We just recently moved to St. Augustine, FL with an employer change that has brought my family 600+ miles away from the home my wife and I had known for 25 years.  While exploring our new home, we found that we have a Karate dojo right around the corner from where we live.  I poked my head in to learn some more about the school.  This particular dojo teaches a style called "Tong Hop Moo Sool" which I had never heard of before.  The school teaches a mixture of Hapkido, Tae Kwon Do, Shotokan, Judo, and Shorin-Ryu.  The part that I really liked is that is also Christian focused as well.  You know that feeling when you found a school of martial arts that you really like and you feel really good about the teaching staff?  That feeling that says "I want to learn here!" at this school?  Yep, my wife and I both had that feeling. 

We signed our son up after he tried it out a few times.  I, too, have signed up for classes as well.  My wife has to wait a little while longer until her arm heals unfortunately, but she'll be signing up eventually as well.  

I look forward to learning new things and I'll be poking my head in a little more often now.

Hope everyone has a great day.


----------



## Brian King (Feb 2, 2013)

It is great to find "that place" that fits just right. Congratulations on starting your families journey. A lucky young man to have both parents into training with him. A great opportunity for dad to take leadership and provide a positive environment for the whole family. 

Good luck.
Warmest Regards
Brian King


----------



## arnisador (Feb 2, 2013)

That's quite a mix of arts there!
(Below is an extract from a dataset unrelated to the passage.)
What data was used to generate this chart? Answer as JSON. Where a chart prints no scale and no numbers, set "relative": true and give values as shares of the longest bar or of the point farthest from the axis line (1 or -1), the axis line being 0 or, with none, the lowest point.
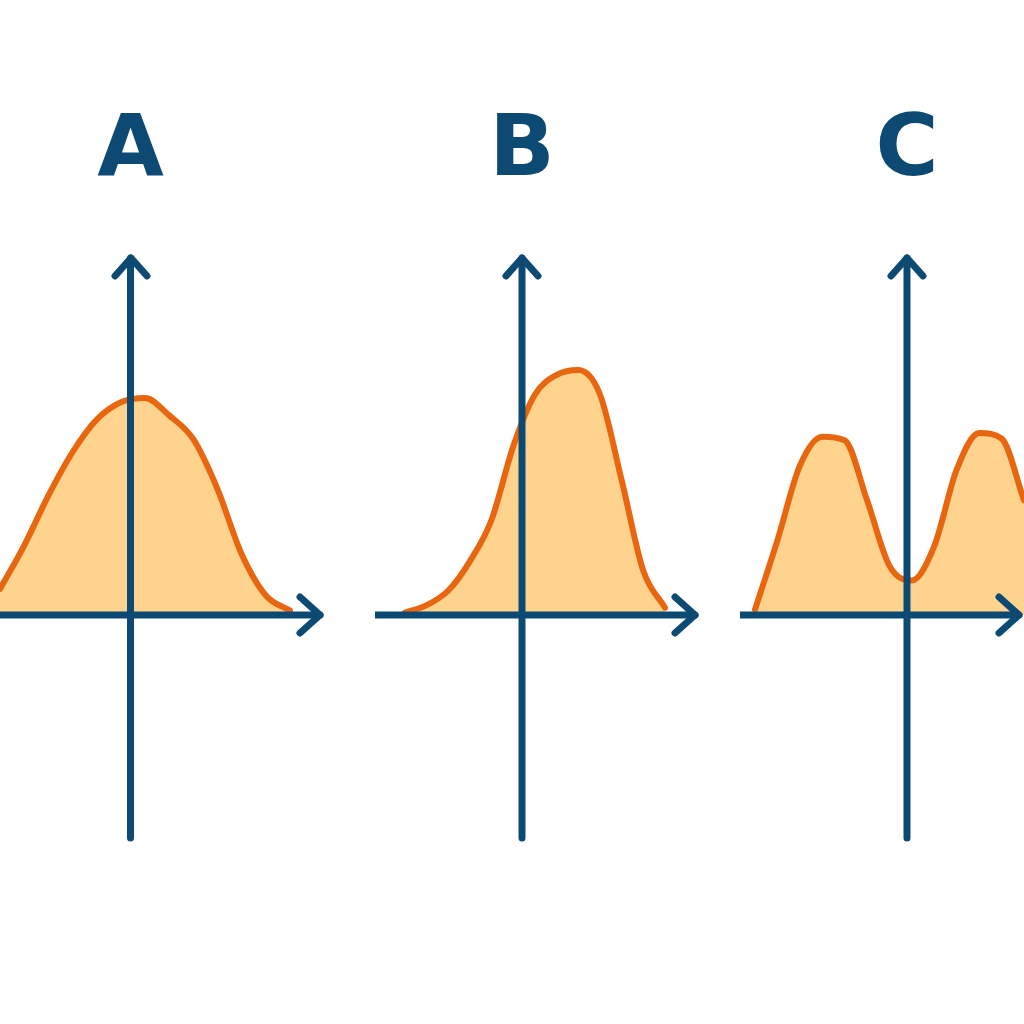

Good luck with it!


----------



## seasoned (Feb 2, 2013)

Jason, we're glad you found your way back to this site. It's awesome that you and your wife have decided to train as a family. The rewards of companionship and sharing experiences and milestones will stay with all of you for many many years. Please stop by and keep us informed of your progress.


----------



## jacefox (Feb 5, 2013)

Thanks everyone.


----------



## WaterGal (Feb 6, 2013)

Good luck in your martial arts training!  It's great to find a place that feels like a good community.

I am curious, though, what "Christian focused" means when it comes to martial arts training?  That's a new one to me.


----------



## jacefox (Feb 8, 2013)

Hi WaterGal,

This particular school's sensei incorporates the 10 commandments and prayer into the daily practice. We also discuss current events in the classes as well. He has us thinking as well as practicing forms.  

Hope that helps.


----------



## Forzavilla (Feb 9, 2013)

Like others have already said' it's great when you finally find "your place"

I've been on a similar journey during the last 2 years or so,Muay Thai,Kickboxing,Kung Fu,but finally thank goodness I have found my "art" that suits everything I set out to find when I started martial arts

That style ?

Japanese Ju Jutsu !


----------



## jacefox (Feb 9, 2013)

Hi Forzavilla,

Congratulations and good luck in your journey.  I'm looking forward to my journey.

Jason


----------



## WaterGal (Feb 13, 2013)

jacefox said:


> Hi WaterGal,
> 
> This particular school's sensei incorporates the 10 commandments and prayer into the daily practice. We also discuss current events in the classes as well. He has us thinking as well as practicing forms.
> 
> Hope that helps.



Ahh, okay.  That's interesting.  I'm used to there being a sort of vague non-specific "Eastern" spirituality about martial arts, like with meditation and qi and all that, but prayer can be a kind of meditation too.  

I will say, though, and this is just me, but one of the things that I really love about martial arts is how much of a melting pot it all is.  You can meet and make friends with people of all different backgrounds, ages, races, religions, cultures, political beliefs, incomes, values, whatever. I feel like being a specifically Christian martial arts school might cut into that?  But maybe not - obviously, I've never been to that school.  And that might not even be something that's important to you anyway.  Could just be my East Coast big city upbringing, lol.

Anyway, the most important thing is that your family feels comfortable there and the training is challenging and fun and helpful, and it sounds like it's working for you guys, so that's good.


----------